62 former employees of Dick’s Sporting Goods and their Field and Stream subsidiary did have the courage of their convictions. After Dick’s CEO Ed Stack not only changed the company’s policy on selling modern sporting rifles and raised the purchase age to 21 for all firearms but fully bought into the gun control agenda, these 62 resigned their jobs.

From the Pittsburgh Business Times:

According to CEO Ed Stack, 62 employees quit working for Dick’s Sporting Goods over the retailer’s decision to stop selling assault-style weapons, announced in February….



“We anticipated that there would be some people that would leave. We’ve got 40,0000 employees, and 2,500, or 2,6000 (sic) people working at our corporate headquarters,” said Stack, of the Findlay-based company. “We’re a cross-section of the country. We knew people would be upset.”

His comments came in a Wall Street Journal CEO Council interview. An excerpt of that interview is below.

Stack says it is OK to have differing views and he is correct. However, it is one thing to have differing views on whether the Steelers or the Eagles are the better team and a whole another thing to have differing views on working to suppress a right enumerated in the Bill of Rights.

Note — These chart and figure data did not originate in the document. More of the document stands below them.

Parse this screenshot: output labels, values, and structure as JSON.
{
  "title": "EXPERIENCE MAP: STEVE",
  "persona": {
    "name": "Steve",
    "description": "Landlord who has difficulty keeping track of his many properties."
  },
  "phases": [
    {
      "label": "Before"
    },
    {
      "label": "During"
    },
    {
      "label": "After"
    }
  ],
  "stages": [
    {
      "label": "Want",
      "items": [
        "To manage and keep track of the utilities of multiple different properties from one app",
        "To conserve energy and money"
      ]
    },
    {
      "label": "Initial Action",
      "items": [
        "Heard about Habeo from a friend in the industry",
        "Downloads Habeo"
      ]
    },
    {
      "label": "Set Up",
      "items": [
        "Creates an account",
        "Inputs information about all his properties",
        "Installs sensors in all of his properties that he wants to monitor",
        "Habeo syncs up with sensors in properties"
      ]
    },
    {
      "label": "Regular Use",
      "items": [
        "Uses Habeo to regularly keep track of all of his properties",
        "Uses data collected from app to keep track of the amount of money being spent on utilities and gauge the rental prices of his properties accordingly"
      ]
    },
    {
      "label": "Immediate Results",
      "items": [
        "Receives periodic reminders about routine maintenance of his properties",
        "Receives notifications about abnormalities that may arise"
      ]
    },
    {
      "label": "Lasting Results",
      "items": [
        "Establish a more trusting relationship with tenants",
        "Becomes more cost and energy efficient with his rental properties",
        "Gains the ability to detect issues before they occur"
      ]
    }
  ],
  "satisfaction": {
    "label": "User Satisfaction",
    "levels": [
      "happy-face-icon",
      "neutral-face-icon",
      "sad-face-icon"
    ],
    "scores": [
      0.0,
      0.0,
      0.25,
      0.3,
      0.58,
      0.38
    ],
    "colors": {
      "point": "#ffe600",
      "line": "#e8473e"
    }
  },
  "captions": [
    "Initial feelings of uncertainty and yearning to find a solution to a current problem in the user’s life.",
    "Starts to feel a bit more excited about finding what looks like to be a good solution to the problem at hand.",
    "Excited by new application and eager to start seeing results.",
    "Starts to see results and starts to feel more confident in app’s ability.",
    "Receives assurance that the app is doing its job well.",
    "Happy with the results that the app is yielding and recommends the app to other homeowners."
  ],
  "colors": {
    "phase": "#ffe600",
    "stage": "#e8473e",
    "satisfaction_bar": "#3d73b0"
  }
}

What Stack did not say was who they were and what jobs they held. Some, like the clerk he mentioned, probably held low level jobs. Other I’m guessing held higher positions. While I don’t have any confirmation of it, I wouldn’t be surprised to learn that Jack Barnes who is the new VP for Commercial Sales for Sig Sauer was one of those 62. He had developed and implemented the concept of the Field and Stream stores for Dick’s.

These 62 former employees put skin in the game and stood for the Constitution when the head of the company they worked for decided it was politically expedient to trash it. They are to be applauded. If I owned a company in the firearms industry I’d be looking for these 62 as they would be the kind of employees I’d want.